Learn about Highland County Caves at the Highland Bird & Nature Club Meeting
At the Highland Bird and Nature Club’s May meeting, you can learn more about the abundant caves in Highland County. Rick Lambert will be making a presentation at the meeting. He is the head of the Highland County Cave Survey.
“The presentation there is kind of a celebration of the old cavers in Highland County,” says Lambert. “There are about a dozen that I can think of right now. It’s also a tribute to Mark Hodge, who died in Butler Cave back at the end of last year. It’s an opportunity for us to highlight some of the new discoveries that we have made in the past years and it’s also an opportunity to show off some of the professional photography that many of these old cavers do. We’re going to have a lot of photographs from inside some of the most beautiful caves in Highland County.”
Lambert has been caving since he was five years old. He says finding caves is like a sixth sense for him.

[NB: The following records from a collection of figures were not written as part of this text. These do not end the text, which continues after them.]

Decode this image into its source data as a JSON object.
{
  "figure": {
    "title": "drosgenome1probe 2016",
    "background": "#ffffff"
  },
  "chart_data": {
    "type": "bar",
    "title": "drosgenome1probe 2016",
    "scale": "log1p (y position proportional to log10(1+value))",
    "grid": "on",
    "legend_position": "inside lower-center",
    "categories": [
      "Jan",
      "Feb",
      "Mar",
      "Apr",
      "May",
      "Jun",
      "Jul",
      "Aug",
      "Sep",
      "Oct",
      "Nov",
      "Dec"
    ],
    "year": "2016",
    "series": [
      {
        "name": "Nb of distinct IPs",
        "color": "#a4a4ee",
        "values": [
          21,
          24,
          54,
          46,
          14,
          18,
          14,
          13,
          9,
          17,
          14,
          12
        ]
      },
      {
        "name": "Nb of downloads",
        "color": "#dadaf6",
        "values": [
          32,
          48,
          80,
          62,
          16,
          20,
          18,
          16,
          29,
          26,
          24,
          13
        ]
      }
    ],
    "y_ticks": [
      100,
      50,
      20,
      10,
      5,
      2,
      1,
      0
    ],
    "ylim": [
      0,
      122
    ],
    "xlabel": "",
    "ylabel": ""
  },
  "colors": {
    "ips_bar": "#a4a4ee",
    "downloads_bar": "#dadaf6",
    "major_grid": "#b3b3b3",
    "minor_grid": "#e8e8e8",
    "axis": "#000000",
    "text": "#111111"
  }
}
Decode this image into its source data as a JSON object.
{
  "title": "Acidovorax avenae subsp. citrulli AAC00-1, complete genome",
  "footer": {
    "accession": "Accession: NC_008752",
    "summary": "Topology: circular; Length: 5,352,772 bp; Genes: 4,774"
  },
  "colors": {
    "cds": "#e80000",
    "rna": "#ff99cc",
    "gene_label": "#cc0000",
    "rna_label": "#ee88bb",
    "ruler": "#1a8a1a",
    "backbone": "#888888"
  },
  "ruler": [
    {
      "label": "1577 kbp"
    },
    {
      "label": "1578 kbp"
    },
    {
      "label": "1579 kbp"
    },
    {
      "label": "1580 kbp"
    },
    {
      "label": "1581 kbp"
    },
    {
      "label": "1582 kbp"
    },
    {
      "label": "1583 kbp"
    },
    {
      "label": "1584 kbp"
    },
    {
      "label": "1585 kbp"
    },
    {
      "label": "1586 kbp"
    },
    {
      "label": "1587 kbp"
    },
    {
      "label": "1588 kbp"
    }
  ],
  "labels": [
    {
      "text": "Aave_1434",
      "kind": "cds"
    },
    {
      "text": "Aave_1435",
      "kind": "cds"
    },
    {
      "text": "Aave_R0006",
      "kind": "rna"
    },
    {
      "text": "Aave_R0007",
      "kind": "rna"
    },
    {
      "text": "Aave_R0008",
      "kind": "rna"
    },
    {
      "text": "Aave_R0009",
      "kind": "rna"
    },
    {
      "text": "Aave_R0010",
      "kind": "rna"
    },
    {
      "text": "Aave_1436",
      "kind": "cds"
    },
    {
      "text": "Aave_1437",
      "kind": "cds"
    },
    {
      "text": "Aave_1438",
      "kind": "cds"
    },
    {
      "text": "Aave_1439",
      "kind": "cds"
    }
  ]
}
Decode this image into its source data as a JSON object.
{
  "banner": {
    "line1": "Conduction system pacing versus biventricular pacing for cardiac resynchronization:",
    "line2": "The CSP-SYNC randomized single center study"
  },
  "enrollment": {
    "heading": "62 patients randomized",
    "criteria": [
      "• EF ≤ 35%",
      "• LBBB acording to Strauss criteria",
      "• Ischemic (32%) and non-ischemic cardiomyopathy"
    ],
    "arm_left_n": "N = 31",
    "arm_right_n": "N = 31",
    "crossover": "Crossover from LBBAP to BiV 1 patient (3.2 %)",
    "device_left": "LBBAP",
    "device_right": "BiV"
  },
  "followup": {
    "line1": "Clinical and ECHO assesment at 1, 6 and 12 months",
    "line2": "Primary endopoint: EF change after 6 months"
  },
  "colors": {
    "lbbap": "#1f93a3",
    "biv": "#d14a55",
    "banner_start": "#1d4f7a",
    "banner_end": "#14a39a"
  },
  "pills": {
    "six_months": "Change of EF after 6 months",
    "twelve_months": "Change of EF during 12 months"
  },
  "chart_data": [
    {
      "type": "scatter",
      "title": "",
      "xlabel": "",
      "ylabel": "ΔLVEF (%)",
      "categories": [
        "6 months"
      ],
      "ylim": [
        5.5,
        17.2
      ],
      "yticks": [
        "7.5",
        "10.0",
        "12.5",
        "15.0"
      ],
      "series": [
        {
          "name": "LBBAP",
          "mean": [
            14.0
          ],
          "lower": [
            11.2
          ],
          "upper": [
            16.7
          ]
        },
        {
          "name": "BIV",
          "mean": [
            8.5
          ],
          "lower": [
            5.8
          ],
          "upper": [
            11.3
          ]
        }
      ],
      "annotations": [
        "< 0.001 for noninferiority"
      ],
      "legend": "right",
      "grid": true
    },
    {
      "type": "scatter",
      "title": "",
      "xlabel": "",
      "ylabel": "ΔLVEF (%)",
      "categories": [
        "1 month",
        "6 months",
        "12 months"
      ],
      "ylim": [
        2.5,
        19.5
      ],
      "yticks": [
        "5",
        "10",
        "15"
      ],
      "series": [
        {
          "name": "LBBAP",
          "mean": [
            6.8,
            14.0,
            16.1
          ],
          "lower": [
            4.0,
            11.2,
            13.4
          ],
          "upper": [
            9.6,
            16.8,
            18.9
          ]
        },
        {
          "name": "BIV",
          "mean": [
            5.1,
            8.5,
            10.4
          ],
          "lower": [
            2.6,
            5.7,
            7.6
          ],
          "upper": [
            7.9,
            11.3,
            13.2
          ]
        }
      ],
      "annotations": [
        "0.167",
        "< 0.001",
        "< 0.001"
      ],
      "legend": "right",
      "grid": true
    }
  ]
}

“I keep the database of the cave and karst features in Highland County,” says Lambert. “Highland County has about 400 caves in it that we know of, probably that many more that we don’t know of. I maintain the database and the maps and the information on those caves. Some of the caves in Highland County, and Bath County, are up to almost twenty miles long and it’s important to know where they’re at. It’s also important to know where sinkholes and different in feeders to those cave systems are, in the event that there would be a chemical spill or some sort of accident on a farm with either manure or pesticides or herbicides. That way you can tell approximately, maybe, where the pollutants will come out. Also, knowing where the caves are tells us where we get our drinking water from.”
The International Year of Karst is underway and Lambert explains why that’s important.
“Karst is being celebrated all over the world,” says Lambert. “It’s in the news right now. Generally, you only hear about karst when something bad happens, but the International Year of Karst is going on to try to educate everyone about the importance of karst and the fact that our groundwater comes from karst, our drinking water.”
To learn more, visit the Virginia Speleological Survey website at www.virginiacaves.org. The Highland County Cave survey is on that website.
Rick Lambert is speaking at the Highland Bird and Nature Club meeting, which is Monday, May 9, at 7pm at The Highland Center in Monterey.